Amazon Simple Storage Service (S3) resource plugin for iRODS
Clone or download
Fetching latest commit…
Cannot retrieve the latest commit at this time.

README

iRODS S3 Resource Plugin
------------------------

To build the S3 Resource Plugin, you will need to have:

 - the iRODS Development Tools (irods-dev and irods-runtime) installed for your platform
     http://irods.org/download

 - libxml2-dev / libxml2-devel

 - libcurl4-gnutls-dev / curl-devel

 - libs3 installed for your platform
     https://github.com/irods/libs3


To use this resource plugin:

  irods@hostname $ iadmin mkresc compResc compound
  irods@hostname $ iadmin mkresc cacheResc unixfilesystem <hostname>:</full/path/to/Vault>
  irods@hostname $ iadmin mkresc archiveResc s3 <hostname>:/<s3BucketName>/irods/Vault "S3_DEFAULT_HOSTNAME=s3.amazonaws.com;S3_AUTH_FILE=</full/path/to/AWS.keypair>;S3_RETRY_COUNT=<num reconn tries>;S3_WAIT_TIME_SEC=<wait between retries>;S3_PROTO=<HTTP|HTTPS>"
  irods@hostname $ iadmin addchildtoresc compResc cacheResc cache
  irods@hostname $ iadmin addchildtoresc compResc archiveResc archive
  irods@hostname $ iput -R compResc foo.txt
  irods@hostname $ ireg -R archiveResc /<s3BucketName>/full/path/in/bucket /full/logical/path/to/dataObject

The AWS/S3 keypair file should have two values (Access Key ID and Secret Access Key):

  AKDJFH4KJHFCIOBJ5SLK
  rlgjolivb7293r928vu98n498ur92jfgsdkjfh8e

You may specify more than one host:IP as the S3_DEFAULT_HOSTNAME by listing them with a comma (,) between them:
ex:  S3_DEFAULT_HOSTNAME=192.168.122.128:443,192.168.122.129:443,192.168.122.130:443

To control multipart uploads, add the resource variables "S3_MPU_CHUNK" and "S3_MPU_THREADS" to the creation line.
* S3_MPU_CHUNK is the size of each part to be uploaded in parallel (in MB, default is 5MB).  Objects smaller than this will be uploaded with standard PUTs.
* S3_MPU_THREADS is the number of parts to upload in parallel (only under Linux, default is 10).  On non-Linux OSes, this parameter is ignored and multipart uploads are performed sequentially.

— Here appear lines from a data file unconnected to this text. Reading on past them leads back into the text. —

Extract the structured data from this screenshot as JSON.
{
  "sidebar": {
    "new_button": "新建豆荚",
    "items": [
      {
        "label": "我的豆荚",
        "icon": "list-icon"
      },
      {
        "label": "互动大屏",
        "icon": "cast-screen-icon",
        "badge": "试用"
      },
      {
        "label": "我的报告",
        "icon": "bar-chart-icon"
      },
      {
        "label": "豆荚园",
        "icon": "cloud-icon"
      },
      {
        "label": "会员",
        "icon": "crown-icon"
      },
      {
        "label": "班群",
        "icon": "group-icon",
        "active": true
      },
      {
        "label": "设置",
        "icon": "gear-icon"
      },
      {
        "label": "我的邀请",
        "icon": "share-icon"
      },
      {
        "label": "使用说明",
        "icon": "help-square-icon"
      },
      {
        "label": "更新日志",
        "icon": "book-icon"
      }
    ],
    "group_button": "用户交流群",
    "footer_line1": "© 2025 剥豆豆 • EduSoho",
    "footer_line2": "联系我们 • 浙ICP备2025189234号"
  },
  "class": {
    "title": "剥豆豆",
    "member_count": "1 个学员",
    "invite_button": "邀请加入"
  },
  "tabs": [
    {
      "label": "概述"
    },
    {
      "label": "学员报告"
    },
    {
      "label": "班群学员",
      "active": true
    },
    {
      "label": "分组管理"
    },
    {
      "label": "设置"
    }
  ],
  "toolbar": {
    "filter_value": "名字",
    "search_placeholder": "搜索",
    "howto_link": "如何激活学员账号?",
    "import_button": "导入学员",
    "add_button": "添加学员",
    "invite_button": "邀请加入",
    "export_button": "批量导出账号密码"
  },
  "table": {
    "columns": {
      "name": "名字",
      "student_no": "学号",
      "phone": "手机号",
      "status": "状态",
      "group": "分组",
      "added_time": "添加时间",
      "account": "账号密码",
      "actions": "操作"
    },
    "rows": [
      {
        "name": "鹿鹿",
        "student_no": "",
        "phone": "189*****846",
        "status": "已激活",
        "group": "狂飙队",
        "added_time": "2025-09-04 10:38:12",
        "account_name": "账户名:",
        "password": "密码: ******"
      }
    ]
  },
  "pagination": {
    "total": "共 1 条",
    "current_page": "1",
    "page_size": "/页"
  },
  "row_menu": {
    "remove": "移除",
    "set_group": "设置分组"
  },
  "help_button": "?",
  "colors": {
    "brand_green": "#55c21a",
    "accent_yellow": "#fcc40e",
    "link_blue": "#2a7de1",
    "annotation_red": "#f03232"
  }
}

To control whether the names of the files within the object storage service (S3, or similar) are kept in sync with the logical names in the iRODS Catalog, use the ARCHIVE_NAMING_POLICY parameter.
The default value of 'consistent' will keep the names consistent.  Setting "ARCHIVE_NAMING_POLICY=decoupled" will not keep the names of the objects in sync.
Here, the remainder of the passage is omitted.